Indian.English is not merely based on a true story; this is indeed a true story recollected by an English woman, the author, who along with his ailing parents and starving siblings struggled for survival in the slums of Calcutta (the then name of present Kolkata) under unbelievable hardship of abject poverty, racial and physical abuses during the post-independence India. Her intolerable days continued even after she moved to New Delhi during her grown up years. Today, 44 years old ‘Jill’, as she is lovingly called, has penned down this hard-hitting autobiography which every reader may get shocked to the way how a society looked down upon a community for a simple reason of being different in origin and skin colour. But for every atrocity described in her story is perhaps a parallel kindness which she received from kind-hearted people around.

Despite the fact that Jill’s father served in the British Army and had been rewarded of exemplary services, he could not help his family due to failing health and extreme poverty, because of which he also lost four of his nine children. Jill recollects a vivid memory of a shopkeeper who gave free milk to feed her dying sister Susan. And among the other kind-hearted ones include a dhabawala who threw hot oil on Jill and her sister Donna for simply staring at the delicious meat he would cook in his huge vessel, but would give them some mutton to eat every day.

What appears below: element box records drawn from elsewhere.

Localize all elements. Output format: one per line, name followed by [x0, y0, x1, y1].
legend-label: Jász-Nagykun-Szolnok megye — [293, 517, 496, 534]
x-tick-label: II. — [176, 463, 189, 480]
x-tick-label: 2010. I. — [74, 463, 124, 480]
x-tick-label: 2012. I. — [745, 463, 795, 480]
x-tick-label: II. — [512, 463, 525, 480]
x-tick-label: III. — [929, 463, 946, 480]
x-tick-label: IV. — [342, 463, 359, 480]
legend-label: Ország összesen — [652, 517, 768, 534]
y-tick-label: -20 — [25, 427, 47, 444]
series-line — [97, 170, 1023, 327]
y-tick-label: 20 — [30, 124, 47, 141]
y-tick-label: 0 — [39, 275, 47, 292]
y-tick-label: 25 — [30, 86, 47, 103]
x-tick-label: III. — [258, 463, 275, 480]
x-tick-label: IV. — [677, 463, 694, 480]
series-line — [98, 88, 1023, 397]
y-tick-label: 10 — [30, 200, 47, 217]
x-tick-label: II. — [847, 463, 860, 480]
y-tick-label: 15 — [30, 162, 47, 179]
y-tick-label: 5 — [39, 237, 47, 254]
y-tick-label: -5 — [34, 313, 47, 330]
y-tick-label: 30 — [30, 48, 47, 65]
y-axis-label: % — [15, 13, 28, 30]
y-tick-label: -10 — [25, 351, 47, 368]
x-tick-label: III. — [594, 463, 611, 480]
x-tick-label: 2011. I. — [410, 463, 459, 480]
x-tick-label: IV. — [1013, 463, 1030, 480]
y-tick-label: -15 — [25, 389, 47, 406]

Jill left India in 2000 after two-decade of successful career in banking for an ultimate settlement in the UK. It didn’t mean that she erased all her memories about hardship she faced – shifting several houses, begging, picking food from garbage to eat, beaten, bruised and abused by men and neighbours. With a vision to bring betterment to those underprivileged people in India, she came again with her devoted energies for helping poorest of the poor to improve their lives in the country where she was born. She is now founding director of Help Yourself Associates, a corporate and self development training company. In London, she visits schools, trainings, women’s work groups, alcoholic centres and others to conduct workshops and related activities to bring a difference.